Sociétés islamiques: l’urgence d’une révolution culturelle
Pour les fondateurs du mouvement politique marocain Maan, Hamza Hraoui et Zakaria Garti il faut proposer un autre « califat islamique » reposant sur un bien commun fait d’intelligence, de liberté et de respect mutuel.
Tribune.
Et si la menace djihadiste et l’ère post-printemps arabe étaient l’opportunité d’accoucher enfin d’un nouveau modèle de société du monde arabo-musulman ? Un modèle réaliste, fidèle à l’identité de la région ?
Incontestablement oui. Plus qu’une opportunité, c’est même le devoir de notre génération, qui doit d’urgence combler le vide qu’occupent l’extrémisme religieux et le despotisme politique, pour exister avec une vision, des valeurs partagées, un projet commun, dans lesquels chacun et chacune peut se reconnaître, se projeter et s’investir.
Et de poursuivre : « Je demeure persuadé que le monde arabe aurait pu contribuer à la civilisation contemporaine comme il l’a fait pendant des siècles. En partie par sa faute, en partie par la faute des autres, il n’a pas su emprunter cette voie. Au lieu de devenir un pôle de progrès, il s’est retrouvé en proie à une régression sans précédent. Le printemps arabe a failli être ce sursaut, il ne l’a pas été. »
Notre identité et nos valeurs
Comme le rappelait très justement le penseur sénégalais Bachir Diagne, après la mort d’Averroès, la tradition philosophique islamique a connu une très longue éclipse dans le monde musulman. On assiste à une sorte de pétrification. Il n’est pas sûr que cette éclipse soit finie.
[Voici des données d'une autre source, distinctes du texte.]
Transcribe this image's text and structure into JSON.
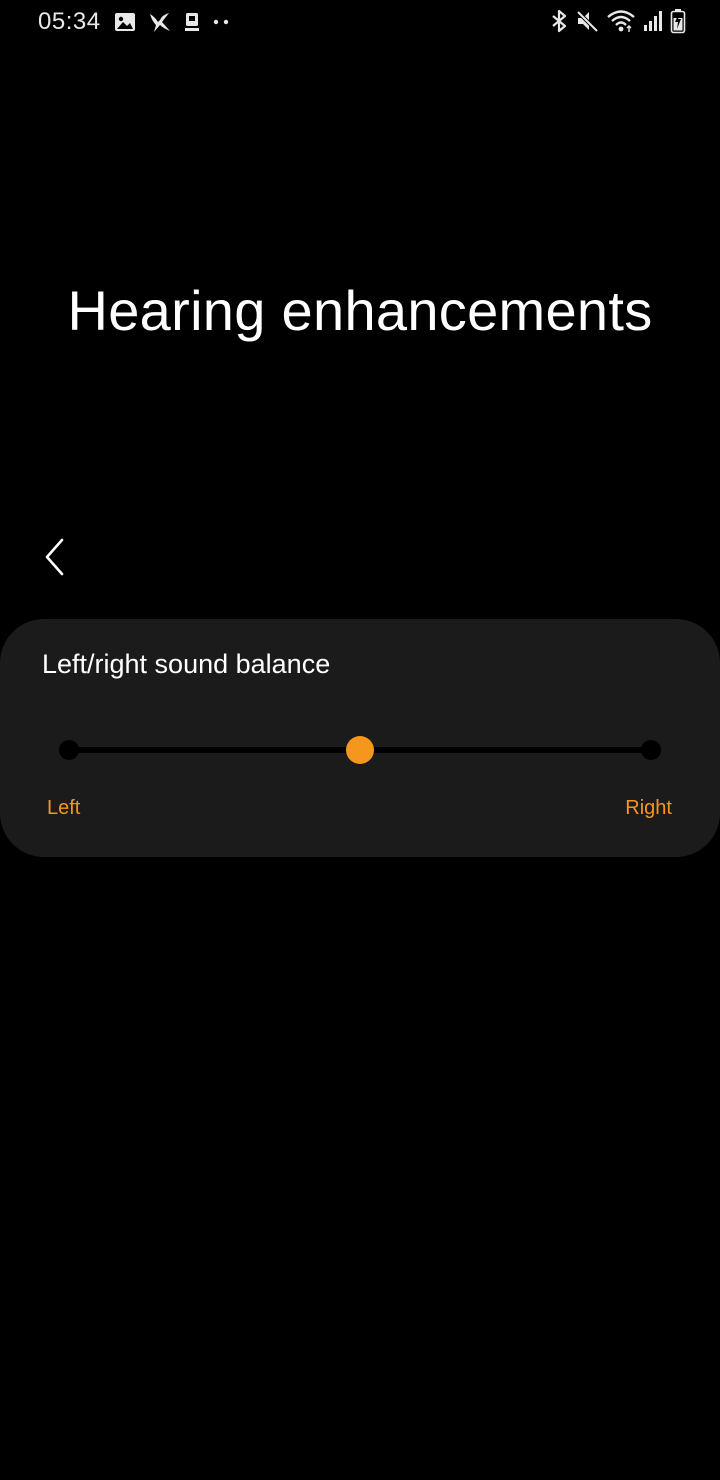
{
  "status_bar": {
    "time": "05:34",
    "left_icons": [
      "gallery-icon",
      "hummingbird-icon",
      "sim-card-icon",
      "more-notifications-icon"
    ],
    "right_icons": [
      "bluetooth-icon",
      "mute-icon",
      "wifi-icon",
      "signal-icon",
      "battery-icon"
    ]
  },
  "page": {
    "title": "Hearing enhancements",
    "back_icon": "back-chevron-icon"
  },
  "balance": {
    "title": "Left/right sound balance",
    "left_label": "Left",
    "right_label": "Right",
    "value": 0.5
  },
  "colors": {
    "background": "#000000",
    "card": "#1b1b1b",
    "accent": "#f5961e"
  }
}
D’où le combat en faveur de la philosophie engagé à partir du XIXe siècle et qui se poursuit encore aujourd’hui.
Au début du XXe siècle, le penseur égyptien Mohammed Abdou s’est ainsi battu pour que l’université Al-Azhar du Caire réintroduise l’enseignement de la philosophie. Battons-nous aujourd’hui pour réinventer notre modèle de société en puisant dans ce que notre civilisation a offert au monde.
Ne laissons pas les autres nous dire qui nous sommes : posons sereinement le débat autour de notre identité et de nos valeurs.
Nous proposons pour cela que le Maghreb donne l’exemple et soutienne au plus haut niveau la création d’un conseil, réunissant entrepreneurs, artistes, intellectuels, historiens, étudiants, savants musulmans et oulémas, diaspora… Ces personnalités de la société civile débattront librement, dans une enceinte neutre politiquement, des questions qui traversent la société maghrébine et plus globalement arabe d’aujourd’hui et qui dessinent celle de demain.
Proposer un autre « califat islamique »
Analysons sereinement et sincèrement les causes du délitement de la société arabe et de la civilisation musulmane. Les médias devront jouer pleinement leur rôle d’intermédiaire, pour expliquer et mettre en perspective les enjeux, pour informer et stimuler la pensée libre et les solutions qui sont proposées. Les Etats devront garantir que les analyses que ce conseil aura produites soient prises en considération pour formuler une doctrine émancipatrice et la mettre en œuvre avec tous les moyens utiles.
Tendons la main aux populations des monarchies pétrolières, qui font partie de notre identité et de notre histoire, et construisons avec elles le modèle islamique de demain. La jeunesse française d’origine maghrébine, du 93 ou des quartiers de Saint-Etienne ou de Nice, mérite mieux que d’être assimilée à des terroristes. Construisons avec elle ce nouveau modèle qui lui permettra de redéfinir positivement son identité et sa place dans son pays : la France.
Définissons notre nouveau modèle de société et faisons preuve d’audace et de fermeté pour le rendre viable. Considérons la menace djihadiste comme le tournant de notre civilisation, proposons un autre « califat islamique » reposant sur un bien commun fait d’intelligence, de liberté, de connaissance et de respect mutuel. Et déplaçons pour cela l’influence arabe de Rakka à Alger, de Kaboul à Rabat, du nord-est du Nigeria à Tunis.